In a display of sports ecumenism that's impossible to imagine in Ireland, the ceremonial opening pitches were made by other giants of Bostonian sports history. Teddy Bruschi, a key member of the current New England Patriots team that's won three Super Bowls in four years was there. So was Bobby Orr, of an all-conquering Boston Bruins hockey team of the 1970s. And so was Bill Russell, the greatest player on the greatest - so far - Boston sports team in history, Red Auerbach's Boston Celtics of the 1960s. And they all came there to acknowledge the fact that the Red Sox were back in the big time, that the faithful had been semper fidelis all through those long years of famine, and that in sports in Boston, the Sox are first among equals, that there's no shame in saying that a Sox series is a bigger deal than a Patriot Super Bowl. Baseball runs too deep in the weft and weave of the Boston psyche for a Sox series not to overawe any event other than, perhaps, another Kennedy presidency.

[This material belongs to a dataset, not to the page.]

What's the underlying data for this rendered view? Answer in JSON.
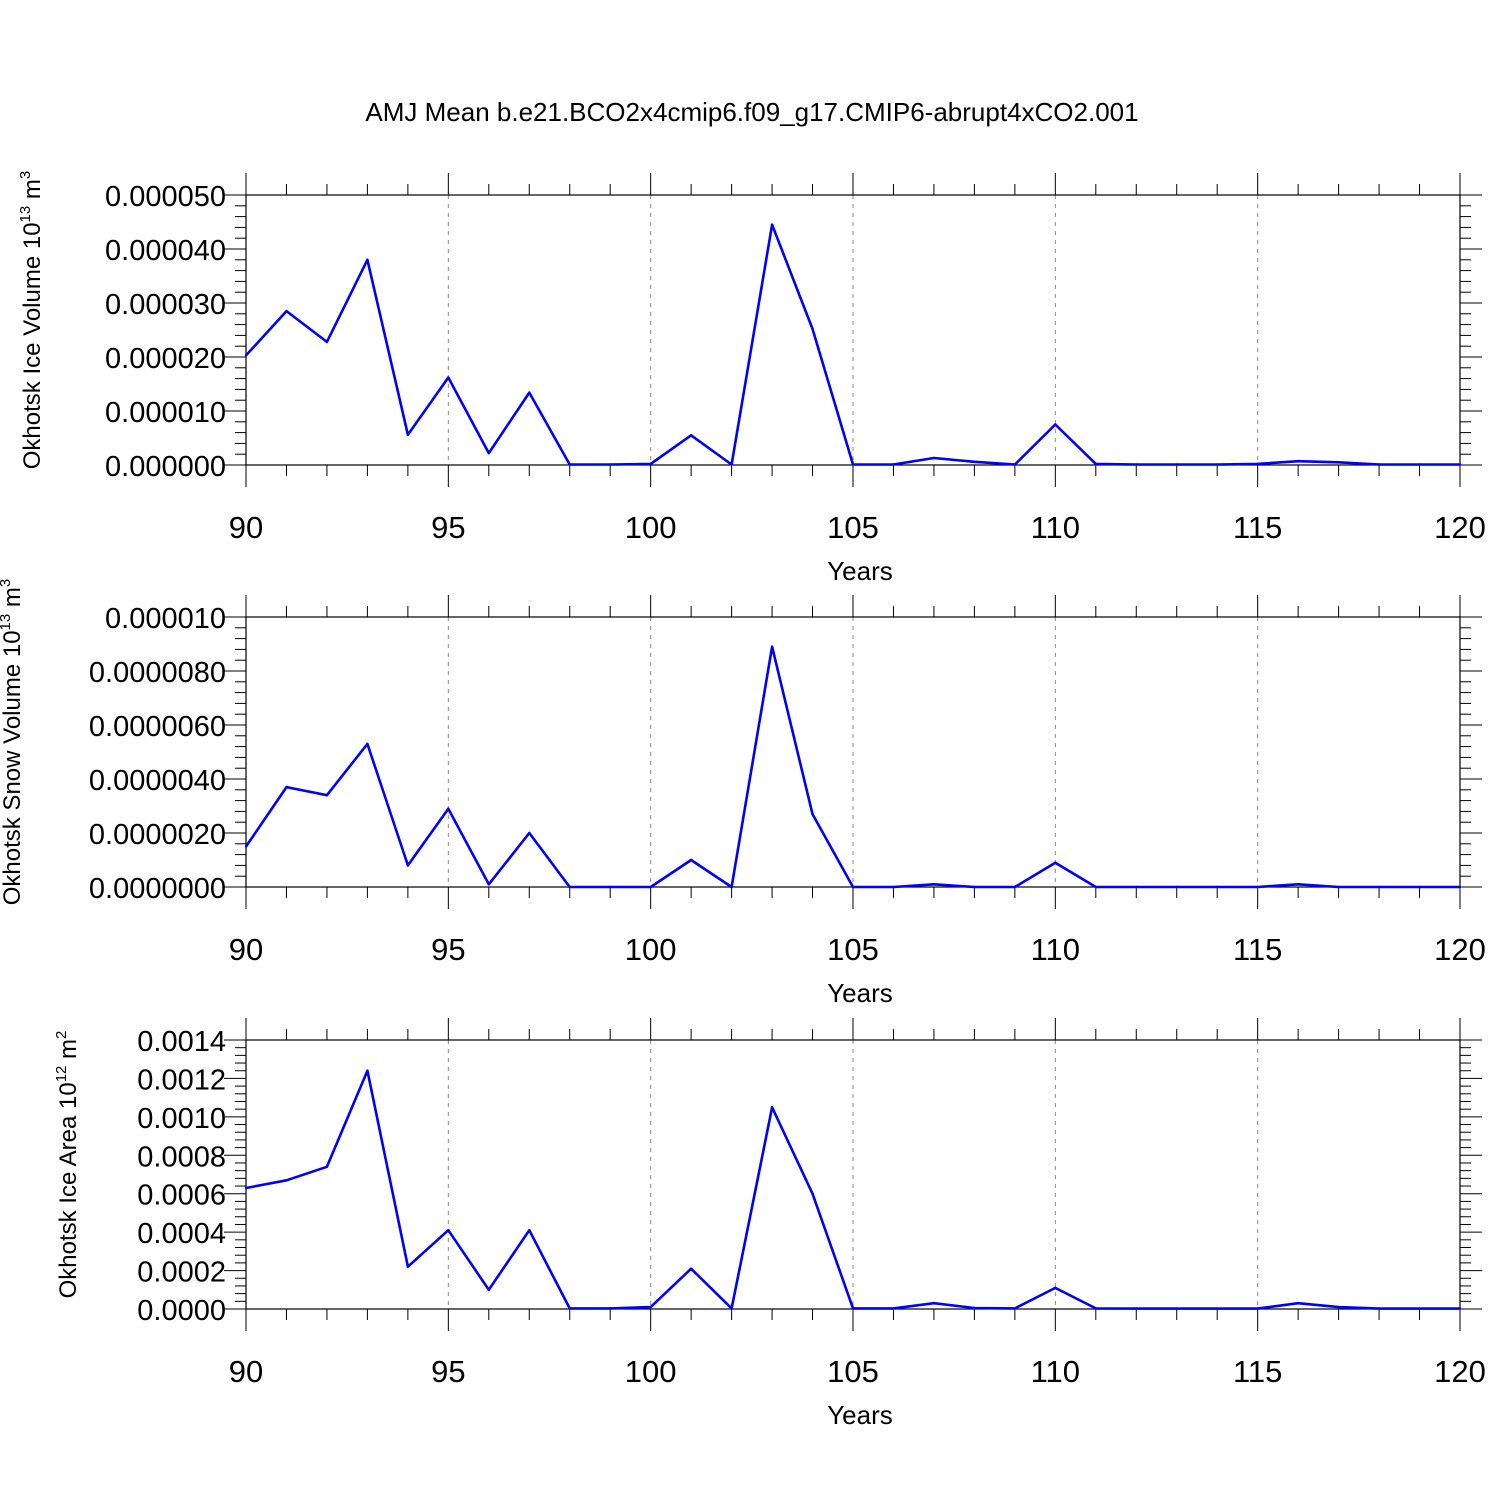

And once again the scene was changed; new earth there seemed to be; I saw the Holy City beside the tideless sea; or, to be more specific, Castlebar, Co Mayo, the technical home if not the beating heart of Mayo football. And then, as the vision deepened and intensified, and I saw a Mayo County Board that remembered the barren half-century and remembered those that still wore the Green and Red with pride for so many barren years - Jinkin' Joe Corcoran, Willie Joe, TJ, Liam McHale, heroes all, who were called forth from retirement and anonymity and told come, join us now in this hour of celebration, our good and faithful servants. And then I could already hear Morgan Freeman's narration on the commemorative DVD of Mayo's first All-Ireland since 1951: "I can't rightly remember when I became aware that if I was a Mayoman I was always going to lose; it seemed like that was always the way. And then Andy Dufrense/ Maggie Fitzgerald / Kieran 'McDanger' McDonald faded one in over the blackspot into the graveyard end at the Hyde and well, we knew that there and then that this was going to be a very special summer..."

Go dté an Spailpín slán go dti an aimsir aoibhinn sin.